Even before the energy crisis, Madeline explains how the price of accommodation had established itself as the biggest reason for food insecurity.
“In Greater Manchester, the monthly rent for a two bed flat is £1822”, which for those on benefits “means no areas are classed as affordable”. Because an annual “£21,824 just to pay for rent” means working “61 weeks per year…even if you’re working full time with overtime that’s not enough to survive”. Putting the numbers in perspective, Madeline explains how the 25% of GM residents earning “below the living wage” would be enough to “fill Stamford Bridge five times over”.

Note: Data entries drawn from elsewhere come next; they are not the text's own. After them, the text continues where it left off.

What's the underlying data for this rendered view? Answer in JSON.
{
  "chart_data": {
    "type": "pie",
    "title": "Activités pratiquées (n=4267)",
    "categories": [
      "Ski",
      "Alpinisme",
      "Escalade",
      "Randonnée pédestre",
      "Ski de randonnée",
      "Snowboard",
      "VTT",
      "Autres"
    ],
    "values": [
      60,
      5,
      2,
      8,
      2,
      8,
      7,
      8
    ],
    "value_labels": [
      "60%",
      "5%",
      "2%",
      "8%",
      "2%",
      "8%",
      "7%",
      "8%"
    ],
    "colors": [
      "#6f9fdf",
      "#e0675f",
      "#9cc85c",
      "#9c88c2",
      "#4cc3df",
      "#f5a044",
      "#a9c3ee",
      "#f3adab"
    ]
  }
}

For the millions in this country with “childcare, driving and transport restrictions” however, “people can’t afford to work full time”. Added to the humiliating “stigma attached to those on benefits”, this creates a desperate situation in which “it's so shameful for so many to accept the help”. From her experience, many of Greater Manchester’s 75,000 Universal Credit claimants “were so distrustful of the process of accepting a food parcel that when the help came, they chose not to accept it”.
As a country, we produce more than we can eat, yet charge more than we can pay. Readily edible, healthy food that could be channelled into meals on the plates of the poorest is instead incinerated, converted into biofuel, or returned to feed for the livestock, themselves condemned to stack supermarket shelves at unaffordable prices. The future of food is contingent on sustaining affordable energy and housing markets, a resolution to the conflict in the Ukraine, and fighting climate change. Without an immediate solution for any however, our urgent priority becomes food distribution, the waste from which is as avoidable as it is unjust.
Although Madeline does not “think FareShare should need to exist”, hers is among the only organisations fighting to save families from starving this Winter. But finance for their work depends upon supplier donations. Since April, support from supermarkets has run increasingly dry, at the same time as beneficiary demand has become ever more intense. Since a monthly peak of 206,000 kilos at the end of the pandemic, the food FareShare can move has been forced to below 150,000 kilos. The difference, in real terms, runs the risk of starvation for those dependent on the 270 charities they serve. Because 70% of this is perishable, such as fruit, vegetables and dairy, the most pressing challenge is making the requisite movements while the food is still fresh and edible.
Harvard Business Review outlines how existing technologies can cut delivery times between inventories and supermarket shelves. Paying close attention to consumer habits creates clearer expectations about necessary produce. Close communication between supermarkets and farmers could therefore help to eliminate excess produce, and its associated waste.
In the immediate future therefore, farmers, transport networks and retailers must work together in a drive to deliver their supply before it expires. Such an ambitious venture would require coordination, communication and commitment. But if the collective focus of an industry can shift to face the immediate crisis of poverty, families may need not starve this Winter.